DIGITAL LIBRARY
INDIGENOUS PERSPECTIVES: IS EQUITY UNFAIR TO THE MAYANGNA OF NICARAGUA?
1 Grand Valley State University / UNAN Managua (UNITED STATES)
2 Grand Valley State University (UNITED STATES)
About this paper:
Appears in: ICERI2022 Proceedings
Publication year: 2022
Pages: 7748-7752
ISBN: 978-84-09-45476-1
ISSN: 2340-1095
doi: 10.21125/iceri.2022.1996
Conference name: 15th annual International Conference of Education, Research and Innovation
Dates: 7-9 November, 2022
Location: Seville, Spain
Abstract:
The Mayangna Nation is centered in north central Nicaragua. Its communities are in and around the large Bosawas preserve. Some communities lie further east and north in Nicaragua. There are four dialects of the Mayangna language that are spoken in the largest concentration, and the three others spoken in different communities. The nation consists of about 25,000 people. The capital city is Musawas, and the administrative center is in Rosita.

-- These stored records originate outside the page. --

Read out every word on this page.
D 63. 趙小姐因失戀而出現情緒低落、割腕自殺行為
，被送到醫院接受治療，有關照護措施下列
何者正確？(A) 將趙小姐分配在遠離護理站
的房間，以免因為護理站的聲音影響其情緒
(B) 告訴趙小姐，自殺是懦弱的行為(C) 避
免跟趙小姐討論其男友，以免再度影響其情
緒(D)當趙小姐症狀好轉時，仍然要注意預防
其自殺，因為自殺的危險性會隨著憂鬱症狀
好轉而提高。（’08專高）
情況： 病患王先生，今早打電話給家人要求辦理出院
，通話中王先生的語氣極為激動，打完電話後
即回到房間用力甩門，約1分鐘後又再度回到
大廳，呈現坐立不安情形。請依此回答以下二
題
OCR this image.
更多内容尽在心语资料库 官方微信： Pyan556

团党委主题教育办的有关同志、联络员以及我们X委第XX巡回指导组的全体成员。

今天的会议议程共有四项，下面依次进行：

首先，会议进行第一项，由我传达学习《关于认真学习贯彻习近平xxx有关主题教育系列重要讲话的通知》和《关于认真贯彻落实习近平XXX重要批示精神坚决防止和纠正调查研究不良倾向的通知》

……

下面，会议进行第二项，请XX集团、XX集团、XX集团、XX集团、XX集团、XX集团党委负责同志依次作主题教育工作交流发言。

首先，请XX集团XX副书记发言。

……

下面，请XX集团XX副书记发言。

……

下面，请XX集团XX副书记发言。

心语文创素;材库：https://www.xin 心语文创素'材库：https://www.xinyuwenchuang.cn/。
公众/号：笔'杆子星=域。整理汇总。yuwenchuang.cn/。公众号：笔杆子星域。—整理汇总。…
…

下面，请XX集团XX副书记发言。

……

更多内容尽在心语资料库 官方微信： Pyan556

Early in its history the United Nations (UN) took the position that all Indigenous peoples were entitled to their lands and education. In Nicaragua this has meant the construction of schools in Mayangna, and other indigenous areas by the Nicaraguan government. These schools look like schools one might find in any Eurocentric community and are not representative of the culture of the young people who attend them. The Ministry of Education (MINED) monitors the schools of the Mayangna Nation closely to ensure they are following the national curriculum in Spanish.

Challenges to the Mayangna nation and its effort to continue are many in the education system alone. The schools do not represent the culture in any visible way. They are not raised off the ground on stilts like most other Mayangna structures, they are not made of native materials, and in some cases, you cannot see the forest home or the rivers and lakes around which the culture is built. School attendance is mandatory as is typical in education. However, it was the time in the forest with the elders that gave the Mayangna their knowledge of nature. The playgrounds are also Eurocentric and do not use any cultural items or artifacts. It is as if their culture does not exist.

A young Maynagnan wrestles with the resulting internal conflicts: Should I be Mayangna? Should I be Nicaraguan? Should I study Spanish and sublimate my nation’s language in order to pass the university entrance test? If I do make it to the university and win a scholarship, what happens to my place in Mayangna culture, and what happens to my community when I am not there? Should I try for the most prominent national university, or one of the two regional universities created for the Indigenous peoples and other groups like Creoles and the Garifuna of the Caribbean coast.

Life becomes complicated if these students do not want to study anthropology and use their own nation as their subject. How does the education they receive at the internationally accredited university, UNAN-Managua, relate to the Mayangna nation? What do they learn in medicine about the legendary medical plants of the Bosawas, home to the Mayangna? In the study of education what do they learn about running a bilingual classroom so students can maintain their Indigenous language while also becoming proficient in Spanish? What do you learn in law that will help you understand why the legal system lets people invade Mayangna lands to take valuable wood, to create cattle farms, to provide housing for the invasion of non-Mayangna peoples? In Chemistry, what do you learn to counteract the cyanide cand mercury that is killing the rivers of the nation as colonialists mining for gold increases? What can they study to help their nation and provide them a respectable living?

The Mayangna provide an opportunity to look at the question is it equity in terms of the larger culture. Or does equity imply looking at it through the eyes of the Indigenous culture. What is equity for young Indigenous people?
Keywords:
Mayangna, Indigenous education, Indigenous language, Indigenous school structures, Equity.